The EUR/USD currency pair is experiencing a period of consolidation in the mid-1.0900s during a slow start to Friday morning in Europe. Despite the struggle to extend yesterday’s significant gains, which marked the largest surge since early February, the pair continues to hover around a five-week high.

The previous day witnessed a rally in the Euro pair, driven by a more hawkish stance from the European Central Bank (ECB) in response to the Federal Reserve’s (Fed) announcements on Wednesday.

However, today’s market lacks any clear catalysts due to a light economic calendar and a cautious sentiment prevailing ahead of the final readings of Eurozone inflation data for May, specifically the Harmonized Index of Consumer Prices (HICP).

The preliminary readings of the Michigan Consumer Sentiment Index (CSI) for June, along with five-year inflation expectations, are also deemed important.

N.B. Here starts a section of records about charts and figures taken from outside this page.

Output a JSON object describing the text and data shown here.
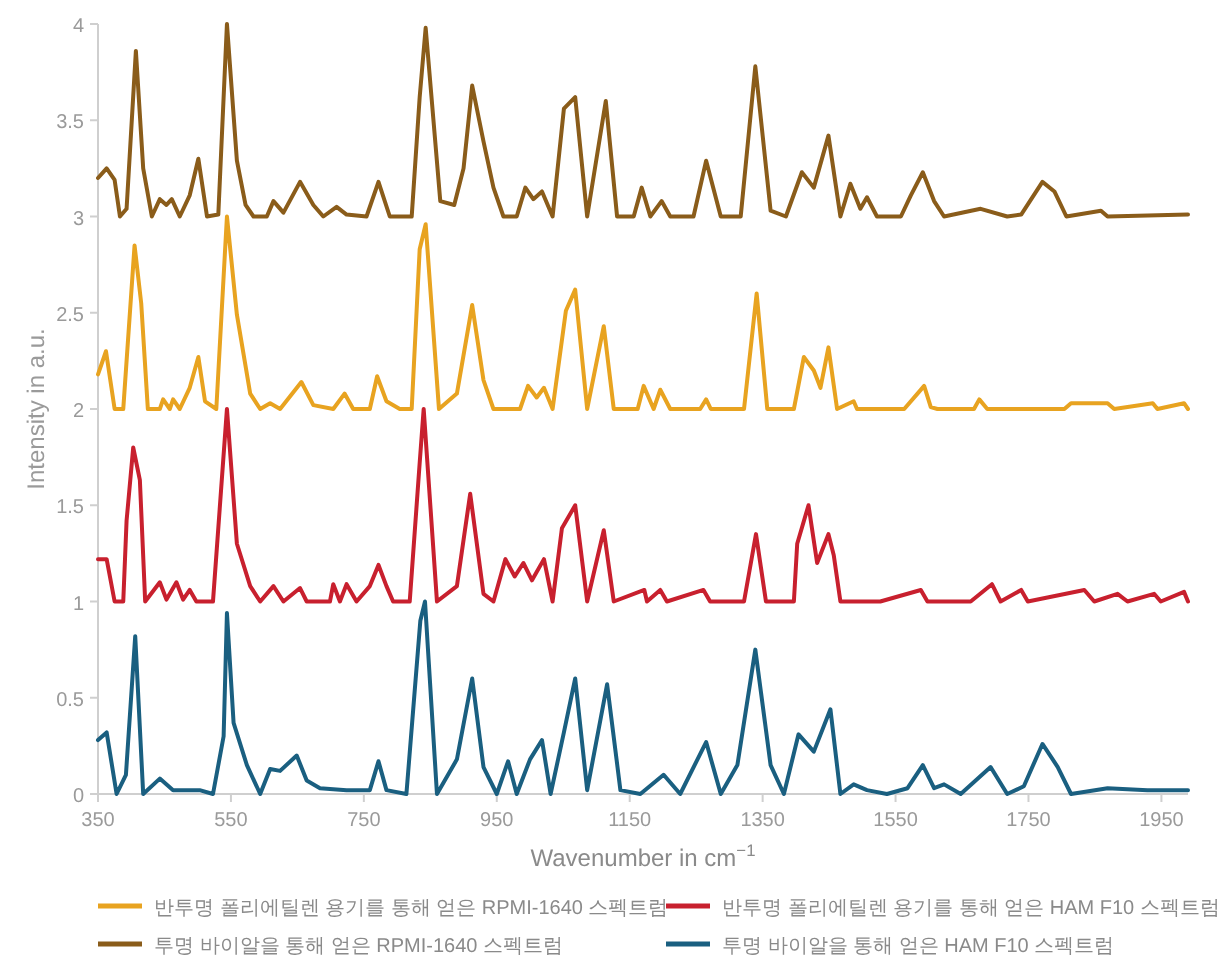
{
  "chart_data": {
    "type": "line",
    "xlabel": "Wavenumber in cm$^{−1}$",
    "ylabel": "Intensity in a.u.",
    "xlim": [
      350,
      1990
    ],
    "xticks": [
      350,
      550,
      750,
      950,
      1150,
      1350,
      1550,
      1750,
      1950
    ],
    "ylim": [
      0,
      4
    ],
    "yticks": [
      0,
      0.5,
      1,
      1.5,
      2,
      2.5,
      3,
      3.5,
      4
    ],
    "grid": false,
    "legend": "bottom",
    "marker": "none",
    "line_style": "solid",
    "series": [
      {
        "name": "반투명 폴리에틸렌 용기를 통해 얻은 RPMI-1640 스펙트럼",
        "color": "#e8a320",
        "x": [
          350,
          362,
          375,
          388,
          405,
          415,
          425,
          443,
          448,
          458,
          463,
          473,
          488,
          501,
          511,
          528,
          544,
          559,
          579,
          594,
          609,
          624,
          656,
          674,
          704,
          721,
          734,
          759,
          770,
          784,
          804,
          822,
          834,
          843,
          863,
          890,
          913,
          930,
          945,
          985,
          997,
          1010,
          1021,
          1034,
          1054,
          1068,
          1086,
          1111,
          1126,
          1162,
          1171,
          1186,
          1196,
          1211,
          1256,
          1265,
          1272,
          1322,
          1341,
          1357,
          1397,
          1412,
          1427,
          1437,
          1449,
          1462,
          1487,
          1492,
          1563,
          1583,
          1593,
          1603,
          1613,
          1668,
          1676,
          1688,
          1804,
          1814,
          1834,
          1869,
          1879,
          1937,
          1944,
          1984,
          1990
        ],
        "values": [
          2.18,
          2.3,
          2,
          2,
          2.85,
          2.55,
          2,
          2,
          2.05,
          2,
          2.05,
          2,
          2.11,
          2.27,
          2.04,
          2,
          3,
          2.49,
          2.08,
          2,
          2.03,
          2,
          2.14,
          2.02,
          2,
          2.08,
          2,
          2,
          2.17,
          2.04,
          2,
          2,
          2.83,
          2.96,
          2,
          2.08,
          2.54,
          2.15,
          2,
          2,
          2.12,
          2.06,
          2.11,
          2,
          2.51,
          2.62,
          2,
          2.43,
          2,
          2,
          2.12,
          2,
          2.1,
          2,
          2,
          2.05,
          2,
          2,
          2.6,
          2,
          2,
          2.27,
          2.2,
          2.11,
          2.32,
          2,
          2.04,
          2,
          2,
          2.08,
          2.12,
          2.01,
          2,
          2,
          2.05,
          2,
          2,
          2.03,
          2.03,
          2.03,
          2,
          2.03,
          2,
          2.03,
          2
        ]
      },
      {
        "name": "반투명 폴리에틸렌 용기를 통해 얻은 HAM F10 스펙트럼",
        "color": "#c8202e",
        "x": [
          350,
          363,
          375,
          388,
          393,
          403,
          413,
          421,
          443,
          453,
          468,
          478,
          488,
          498,
          523,
          544,
          559,
          579,
          594,
          614,
          629,
          654,
          664,
          699,
          704,
          714,
          724,
          739,
          759,
          772,
          784,
          794,
          819,
          834,
          840,
          860,
          890,
          910,
          930,
          945,
          963,
          977,
          990,
          1003,
          1021,
          1034,
          1048,
          1068,
          1086,
          1111,
          1126,
          1172,
          1176,
          1196,
          1206,
          1261,
          1271,
          1322,
          1340,
          1355,
          1397,
          1402,
          1419,
          1432,
          1449,
          1457,
          1467,
          1527,
          1588,
          1598,
          1663,
          1695,
          1708,
          1739,
          1749,
          1834,
          1849,
          1884,
          1899,
          1939,
          1949,
          1984,
          1990
        ],
        "values": [
          1.22,
          1.22,
          1,
          1,
          1.42,
          1.8,
          1.63,
          1,
          1.1,
          1.01,
          1.1,
          1.01,
          1.06,
          1,
          1,
          2,
          1.3,
          1.08,
          1,
          1.08,
          1,
          1.07,
          1,
          1,
          1.09,
          1,
          1.09,
          1,
          1.08,
          1.19,
          1.08,
          1,
          1,
          1.72,
          2,
          1,
          1.08,
          1.56,
          1.04,
          1,
          1.22,
          1.13,
          1.2,
          1.11,
          1.22,
          1,
          1.38,
          1.5,
          1,
          1.37,
          1,
          1.06,
          1,
          1.06,
          1,
          1.06,
          1,
          1,
          1.35,
          1,
          1,
          1.3,
          1.5,
          1.2,
          1.35,
          1.24,
          1,
          1,
          1.06,
          1,
          1,
          1.09,
          1,
          1.06,
          1,
          1.06,
          1,
          1.04,
          1,
          1.04,
          1,
          1.05,
          1
        ]
      },
      {
        "name": "투명 바이알을 통해 얻은 RPMI-1640 스펙트럼",
        "color": "#8a5c1a",
        "x": [
          350,
          363,
          375,
          383,
          393,
          407,
          418,
          431,
          443,
          453,
          461,
          473,
          488,
          501,
          514,
          531,
          544,
          559,
          572,
          584,
          604,
          614,
          629,
          654,
          674,
          689,
          709,
          724,
          754,
          772,
          789,
          822,
          834,
          843,
          865,
          886,
          900,
          913,
          930,
          945,
          960,
          980,
          993,
          1005,
          1018,
          1034,
          1051,
          1068,
          1086,
          1114,
          1131,
          1156,
          1168,
          1181,
          1198,
          1211,
          1246,
          1265,
          1287,
          1317,
          1339,
          1362,
          1385,
          1409,
          1427,
          1449,
          1467,
          1482,
          1497,
          1507,
          1522,
          1558,
          1573,
          1591,
          1608,
          1623,
          1678,
          1718,
          1739,
          1771,
          1789,
          1807,
          1859,
          1869,
          1990
        ],
        "values": [
          3.2,
          3.25,
          3.19,
          3,
          3.04,
          3.86,
          3.25,
          3,
          3.09,
          3.06,
          3.09,
          3,
          3.11,
          3.3,
          3,
          3.01,
          4,
          3.29,
          3.06,
          3,
          3,
          3.08,
          3.02,
          3.18,
          3.06,
          3,
          3.05,
          3.01,
          3,
          3.18,
          3,
          3,
          3.62,
          3.98,
          3.08,
          3.06,
          3.25,
          3.68,
          3.39,
          3.15,
          3,
          3,
          3.15,
          3.09,
          3.13,
          3,
          3.56,
          3.62,
          3,
          3.6,
          3,
          3,
          3.15,
          3,
          3.08,
          3,
          3,
          3.29,
          3,
          3,
          3.78,
          3.03,
          3,
          3.23,
          3.15,
          3.42,
          3,
          3.17,
          3.04,
          3.1,
          3,
          3,
          3.11,
          3.23,
          3.08,
          3,
          3.04,
          3,
          3.01,
          3.18,
          3.13,
          3,
          3.03,
          3,
          3.01
        ]
      },
      {
        "name": "투명 바이알을 통해 얻은 HAM F10 스펙트럼",
        "color": "#1a5f80",
        "x": [
          350,
          363,
          378,
          392,
          406,
          418,
          443,
          463,
          483,
          503,
          523,
          539,
          544,
          554,
          574,
          594,
          609,
          624,
          649,
          664,
          684,
          724,
          759,
          772,
          784,
          814,
          835,
          842,
          860,
          890,
          913,
          930,
          950,
          967,
          980,
          1000,
          1018,
          1031,
          1051,
          1068,
          1086,
          1116,
          1136,
          1166,
          1201,
          1226,
          1265,
          1287,
          1312,
          1339,
          1362,
          1382,
          1404,
          1427,
          1452,
          1467,
          1487,
          1507,
          1537,
          1568,
          1591,
          1608,
          1623,
          1648,
          1693,
          1718,
          1743,
          1771,
          1794,
          1814,
          1869,
          1929,
          1990
        ],
        "values": [
          0.28,
          0.32,
          0,
          0.1,
          0.82,
          0,
          0.08,
          0.02,
          0.02,
          0.02,
          0,
          0.3,
          0.94,
          0.37,
          0.15,
          0,
          0.13,
          0.12,
          0.2,
          0.07,
          0.03,
          0.02,
          0.02,
          0.17,
          0.02,
          0,
          0.9,
          1,
          0,
          0.18,
          0.6,
          0.14,
          0,
          0.17,
          0,
          0.18,
          0.28,
          0,
          0.32,
          0.6,
          0.02,
          0.57,
          0.02,
          0,
          0.1,
          0,
          0.27,
          0,
          0.15,
          0.75,
          0.15,
          0,
          0.31,
          0.22,
          0.44,
          0,
          0.05,
          0.02,
          0,
          0.03,
          0.15,
          0.03,
          0.05,
          0,
          0.14,
          0,
          0.04,
          0.26,
          0.14,
          0,
          0.03,
          0.02,
          0.02
        ]
      }
    ]
  }
}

From a technical standpoint, immediate moves for the EUR/USD are hindered by a horizontal resistance zone, established since April 24, which spans between 1.0965 and 1.0940. Moreover, the overbought Relative Strength Index (RSI) adds to the challenges faced by the Euro bulls.

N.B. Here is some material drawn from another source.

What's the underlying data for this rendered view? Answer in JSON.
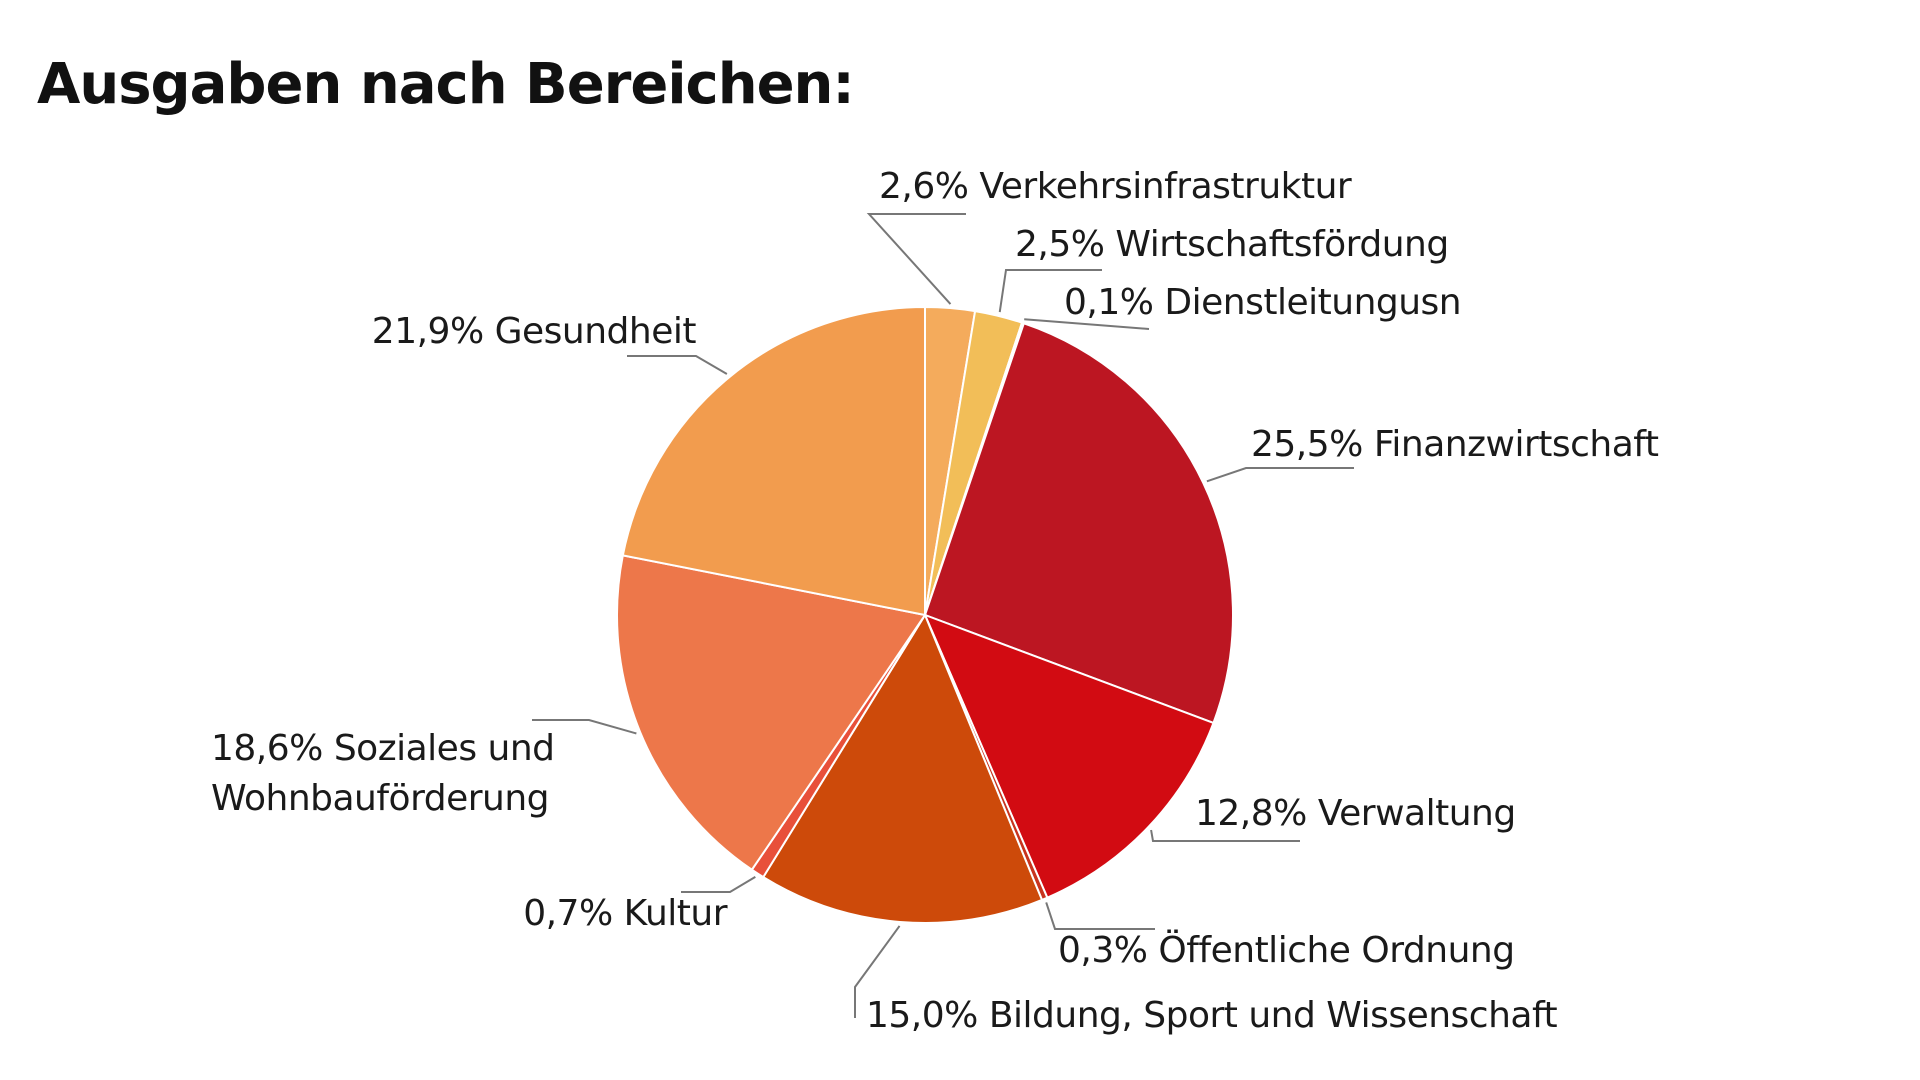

If the quote manages to overcome the 1.0965 barrier, the next obstacle lies at the 78.6% Fibonacci retracement level of the previous monthly decline, approximately around the psychological magnet of 1.1000. This level could potentially test the resolve of EUR/USD bulls before leading them towards the yearly high, achieved in April, which is situated near 1.1100.

On the downside, a breach of immediate support at 1.0940 may result in a downward move for the EUR/USD price towards the 61.8% Fibonacci retracement level near 1.0920. Subsequently, the Euro bears might find appeal at the 50% Fibonacci retracement level, located around 1.0865.

However, it is worth noting that unless a clear breakdown occurs below the support confluence of 1.0825-20, which encompasses the 200-SMA and an ascending trend line from June 07, the EUR/USD buyers can maintain their optimism.